Gerald Spangrude - The Spangrude laboratory is interested in defining the cellular events that lead to blood development (hematopoiesis) in mammals. Hematopoiesis is a developmental program that persists after birth and continues throughout the life of mammals, and is regulated by cytokines, cell-cell interactions, and apoptotic mechanisms. We use flow cytometry, cell culture, and transplant models in the mouse to define cell populations that are critical to hematopoiesis and bone marrow transplantation.

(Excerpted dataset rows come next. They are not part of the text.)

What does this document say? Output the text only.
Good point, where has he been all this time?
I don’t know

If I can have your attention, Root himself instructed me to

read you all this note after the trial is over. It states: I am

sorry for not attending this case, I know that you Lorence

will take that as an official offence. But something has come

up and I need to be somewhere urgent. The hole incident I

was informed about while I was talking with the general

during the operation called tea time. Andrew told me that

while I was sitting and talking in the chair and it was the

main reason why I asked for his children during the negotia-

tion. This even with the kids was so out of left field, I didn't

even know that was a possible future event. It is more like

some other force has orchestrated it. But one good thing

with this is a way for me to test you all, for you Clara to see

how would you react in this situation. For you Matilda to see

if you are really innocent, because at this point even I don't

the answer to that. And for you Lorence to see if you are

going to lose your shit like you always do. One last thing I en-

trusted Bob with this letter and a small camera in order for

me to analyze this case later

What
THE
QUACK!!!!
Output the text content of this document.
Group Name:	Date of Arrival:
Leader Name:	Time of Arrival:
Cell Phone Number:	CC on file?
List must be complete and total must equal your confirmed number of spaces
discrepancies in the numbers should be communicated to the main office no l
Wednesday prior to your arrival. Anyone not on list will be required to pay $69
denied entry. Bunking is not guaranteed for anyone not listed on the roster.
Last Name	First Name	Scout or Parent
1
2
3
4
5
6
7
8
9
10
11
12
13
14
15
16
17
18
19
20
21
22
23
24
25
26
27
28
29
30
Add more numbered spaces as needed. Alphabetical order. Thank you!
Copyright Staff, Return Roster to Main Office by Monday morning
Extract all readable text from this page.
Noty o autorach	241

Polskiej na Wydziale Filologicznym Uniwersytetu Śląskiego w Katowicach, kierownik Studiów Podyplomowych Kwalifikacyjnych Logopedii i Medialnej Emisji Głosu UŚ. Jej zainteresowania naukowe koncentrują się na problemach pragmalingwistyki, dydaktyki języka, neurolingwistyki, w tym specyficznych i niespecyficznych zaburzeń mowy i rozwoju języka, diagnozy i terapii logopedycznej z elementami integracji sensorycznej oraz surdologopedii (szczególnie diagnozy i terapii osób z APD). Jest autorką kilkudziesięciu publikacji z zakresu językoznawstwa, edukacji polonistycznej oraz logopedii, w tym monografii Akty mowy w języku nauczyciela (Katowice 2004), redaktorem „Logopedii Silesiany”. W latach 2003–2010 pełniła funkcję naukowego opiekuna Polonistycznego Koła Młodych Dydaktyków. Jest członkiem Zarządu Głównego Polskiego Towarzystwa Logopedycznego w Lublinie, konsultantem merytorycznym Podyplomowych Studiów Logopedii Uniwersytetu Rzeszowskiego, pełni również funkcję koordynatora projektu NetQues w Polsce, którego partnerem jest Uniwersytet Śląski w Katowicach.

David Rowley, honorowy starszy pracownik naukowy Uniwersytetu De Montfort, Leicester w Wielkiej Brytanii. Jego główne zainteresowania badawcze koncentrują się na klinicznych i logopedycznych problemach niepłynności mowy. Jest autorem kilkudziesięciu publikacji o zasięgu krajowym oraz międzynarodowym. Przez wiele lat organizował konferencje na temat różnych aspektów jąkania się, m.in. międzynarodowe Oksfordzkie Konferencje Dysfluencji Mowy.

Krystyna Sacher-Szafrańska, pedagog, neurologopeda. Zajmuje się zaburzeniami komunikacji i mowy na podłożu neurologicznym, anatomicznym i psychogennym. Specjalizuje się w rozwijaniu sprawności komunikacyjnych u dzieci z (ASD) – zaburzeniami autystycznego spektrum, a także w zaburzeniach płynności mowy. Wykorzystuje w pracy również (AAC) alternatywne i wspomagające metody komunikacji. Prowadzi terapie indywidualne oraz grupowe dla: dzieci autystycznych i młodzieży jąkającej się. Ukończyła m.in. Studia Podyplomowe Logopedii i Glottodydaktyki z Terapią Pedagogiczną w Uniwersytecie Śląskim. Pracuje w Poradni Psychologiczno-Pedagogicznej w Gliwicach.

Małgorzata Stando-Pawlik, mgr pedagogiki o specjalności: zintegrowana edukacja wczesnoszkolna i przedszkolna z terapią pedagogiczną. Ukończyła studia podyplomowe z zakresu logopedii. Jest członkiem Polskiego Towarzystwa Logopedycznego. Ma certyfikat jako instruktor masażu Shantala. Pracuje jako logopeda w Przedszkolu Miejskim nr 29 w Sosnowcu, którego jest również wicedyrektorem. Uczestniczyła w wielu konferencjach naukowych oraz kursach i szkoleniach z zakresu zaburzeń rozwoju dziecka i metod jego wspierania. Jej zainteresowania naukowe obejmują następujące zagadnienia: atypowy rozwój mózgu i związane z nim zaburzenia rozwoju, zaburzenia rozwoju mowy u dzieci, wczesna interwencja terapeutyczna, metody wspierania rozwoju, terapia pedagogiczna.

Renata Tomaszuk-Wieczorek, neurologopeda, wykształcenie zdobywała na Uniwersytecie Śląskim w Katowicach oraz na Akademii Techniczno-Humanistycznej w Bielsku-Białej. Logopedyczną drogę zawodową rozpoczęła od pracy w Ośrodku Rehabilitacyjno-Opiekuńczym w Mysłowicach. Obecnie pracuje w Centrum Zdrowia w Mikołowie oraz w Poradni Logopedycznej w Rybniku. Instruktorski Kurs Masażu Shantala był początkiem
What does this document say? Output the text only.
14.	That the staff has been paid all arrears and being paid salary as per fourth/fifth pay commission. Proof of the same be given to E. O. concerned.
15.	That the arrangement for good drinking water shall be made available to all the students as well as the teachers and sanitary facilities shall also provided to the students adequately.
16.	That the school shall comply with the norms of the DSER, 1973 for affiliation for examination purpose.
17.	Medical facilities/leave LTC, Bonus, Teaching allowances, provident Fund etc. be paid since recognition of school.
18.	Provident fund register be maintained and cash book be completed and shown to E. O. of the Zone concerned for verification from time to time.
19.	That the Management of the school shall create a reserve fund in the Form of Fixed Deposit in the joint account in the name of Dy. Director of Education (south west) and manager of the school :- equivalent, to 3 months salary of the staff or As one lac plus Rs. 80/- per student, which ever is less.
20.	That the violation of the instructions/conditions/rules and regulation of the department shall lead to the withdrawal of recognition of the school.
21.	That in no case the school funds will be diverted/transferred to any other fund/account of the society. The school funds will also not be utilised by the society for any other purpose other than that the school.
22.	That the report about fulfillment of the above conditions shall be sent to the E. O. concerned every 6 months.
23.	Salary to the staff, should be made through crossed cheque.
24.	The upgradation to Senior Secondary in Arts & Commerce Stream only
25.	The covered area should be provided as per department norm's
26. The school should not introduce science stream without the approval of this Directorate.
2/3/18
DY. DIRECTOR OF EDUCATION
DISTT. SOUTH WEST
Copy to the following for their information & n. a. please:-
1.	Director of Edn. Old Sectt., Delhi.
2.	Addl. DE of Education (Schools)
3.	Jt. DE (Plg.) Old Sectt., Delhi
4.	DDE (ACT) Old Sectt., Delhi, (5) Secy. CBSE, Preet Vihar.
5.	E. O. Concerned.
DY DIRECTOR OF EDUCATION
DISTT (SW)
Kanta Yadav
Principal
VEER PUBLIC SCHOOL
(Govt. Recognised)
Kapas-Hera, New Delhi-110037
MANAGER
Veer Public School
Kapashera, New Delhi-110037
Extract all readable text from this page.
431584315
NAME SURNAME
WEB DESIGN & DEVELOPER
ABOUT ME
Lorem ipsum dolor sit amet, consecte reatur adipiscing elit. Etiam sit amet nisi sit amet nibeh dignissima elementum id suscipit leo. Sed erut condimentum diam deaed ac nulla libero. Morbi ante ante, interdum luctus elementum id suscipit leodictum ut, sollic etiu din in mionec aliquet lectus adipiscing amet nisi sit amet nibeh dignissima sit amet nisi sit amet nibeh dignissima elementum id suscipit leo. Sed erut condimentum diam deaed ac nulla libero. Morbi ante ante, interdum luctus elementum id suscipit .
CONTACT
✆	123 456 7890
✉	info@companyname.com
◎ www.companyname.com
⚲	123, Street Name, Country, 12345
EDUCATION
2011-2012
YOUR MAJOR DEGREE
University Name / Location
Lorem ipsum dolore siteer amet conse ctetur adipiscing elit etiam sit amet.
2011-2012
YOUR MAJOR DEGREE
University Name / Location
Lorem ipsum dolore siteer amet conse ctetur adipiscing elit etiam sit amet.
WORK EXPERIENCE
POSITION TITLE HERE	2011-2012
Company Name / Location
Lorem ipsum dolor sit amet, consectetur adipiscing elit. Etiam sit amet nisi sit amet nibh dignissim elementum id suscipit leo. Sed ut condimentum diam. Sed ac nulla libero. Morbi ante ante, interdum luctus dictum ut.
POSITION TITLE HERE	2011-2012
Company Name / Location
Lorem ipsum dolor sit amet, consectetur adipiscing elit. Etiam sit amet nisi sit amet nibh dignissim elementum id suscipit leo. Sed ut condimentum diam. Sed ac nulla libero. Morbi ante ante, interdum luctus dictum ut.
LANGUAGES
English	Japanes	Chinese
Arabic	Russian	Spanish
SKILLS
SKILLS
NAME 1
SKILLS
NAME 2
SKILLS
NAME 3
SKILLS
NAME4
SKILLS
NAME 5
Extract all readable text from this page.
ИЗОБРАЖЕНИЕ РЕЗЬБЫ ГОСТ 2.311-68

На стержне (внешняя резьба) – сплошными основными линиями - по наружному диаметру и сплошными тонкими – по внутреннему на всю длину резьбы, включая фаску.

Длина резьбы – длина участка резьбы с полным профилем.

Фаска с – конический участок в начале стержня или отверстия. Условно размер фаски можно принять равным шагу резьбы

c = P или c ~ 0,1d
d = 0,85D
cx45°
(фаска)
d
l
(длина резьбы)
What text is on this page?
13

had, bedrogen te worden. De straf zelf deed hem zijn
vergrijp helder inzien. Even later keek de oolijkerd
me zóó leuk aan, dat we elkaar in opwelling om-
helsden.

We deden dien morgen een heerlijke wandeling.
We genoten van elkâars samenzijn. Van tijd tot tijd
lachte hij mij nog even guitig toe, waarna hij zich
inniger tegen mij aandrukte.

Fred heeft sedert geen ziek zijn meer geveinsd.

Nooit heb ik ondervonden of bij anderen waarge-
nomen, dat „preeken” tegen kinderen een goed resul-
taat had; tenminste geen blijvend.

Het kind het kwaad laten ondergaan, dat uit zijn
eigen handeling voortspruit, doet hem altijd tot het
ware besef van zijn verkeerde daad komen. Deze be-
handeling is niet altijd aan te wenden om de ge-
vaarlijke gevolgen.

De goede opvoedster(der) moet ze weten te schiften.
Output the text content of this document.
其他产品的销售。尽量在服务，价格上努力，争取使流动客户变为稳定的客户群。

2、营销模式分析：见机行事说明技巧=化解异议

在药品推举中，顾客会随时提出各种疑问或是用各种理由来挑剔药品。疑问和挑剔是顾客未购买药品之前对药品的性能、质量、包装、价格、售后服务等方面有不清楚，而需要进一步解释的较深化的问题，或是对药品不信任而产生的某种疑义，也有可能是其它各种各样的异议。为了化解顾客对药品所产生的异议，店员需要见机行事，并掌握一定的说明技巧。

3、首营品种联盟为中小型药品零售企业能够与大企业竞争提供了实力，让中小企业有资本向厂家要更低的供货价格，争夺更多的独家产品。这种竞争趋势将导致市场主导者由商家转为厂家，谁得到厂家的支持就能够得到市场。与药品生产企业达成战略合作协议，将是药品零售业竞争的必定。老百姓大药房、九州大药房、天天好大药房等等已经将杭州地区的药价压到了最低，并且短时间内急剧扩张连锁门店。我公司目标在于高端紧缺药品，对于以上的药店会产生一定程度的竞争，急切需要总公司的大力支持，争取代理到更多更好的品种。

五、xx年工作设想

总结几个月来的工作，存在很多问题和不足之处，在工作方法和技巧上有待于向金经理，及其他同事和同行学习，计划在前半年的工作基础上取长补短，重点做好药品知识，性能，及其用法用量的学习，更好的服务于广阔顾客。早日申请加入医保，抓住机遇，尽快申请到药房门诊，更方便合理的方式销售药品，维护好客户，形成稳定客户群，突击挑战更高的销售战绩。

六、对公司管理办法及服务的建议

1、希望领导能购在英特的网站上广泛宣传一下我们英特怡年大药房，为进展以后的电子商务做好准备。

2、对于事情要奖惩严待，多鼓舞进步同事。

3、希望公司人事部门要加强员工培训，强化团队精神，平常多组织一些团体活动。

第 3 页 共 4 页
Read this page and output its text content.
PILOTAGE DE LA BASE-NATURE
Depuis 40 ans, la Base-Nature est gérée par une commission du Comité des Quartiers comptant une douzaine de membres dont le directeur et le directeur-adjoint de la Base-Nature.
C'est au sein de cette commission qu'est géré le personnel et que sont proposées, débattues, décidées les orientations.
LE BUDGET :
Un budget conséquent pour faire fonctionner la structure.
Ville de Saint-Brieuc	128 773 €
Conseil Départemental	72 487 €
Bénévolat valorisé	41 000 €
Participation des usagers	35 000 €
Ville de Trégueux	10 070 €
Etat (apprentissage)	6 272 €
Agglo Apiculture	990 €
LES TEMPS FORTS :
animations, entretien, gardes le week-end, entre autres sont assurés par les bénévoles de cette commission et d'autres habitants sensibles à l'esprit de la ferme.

Carl Thummel - Our lab studies the molecular mechanisms by which the steroid hormone ecdysone triggers programmed cell death during Drosophila metamorphosis. To date, we have defined an ecdysone-triggered genetic cascade that directs the rapid and massive destruction of obsolete larval tissues. These studies provide a framework for understanding how similar cell death pathways might function in other higher organisms.

Frederick G. West - Our lab is concerned with the challenges of chemical synthesis of complex molecules. In particular, we are focusing on the design and synthesis of molecules relevant to the treatment of cancer. This includes the total synthesis of natural and unnatural taxanes, and the construction of drug-bioconjugates derived from vitamin B-12.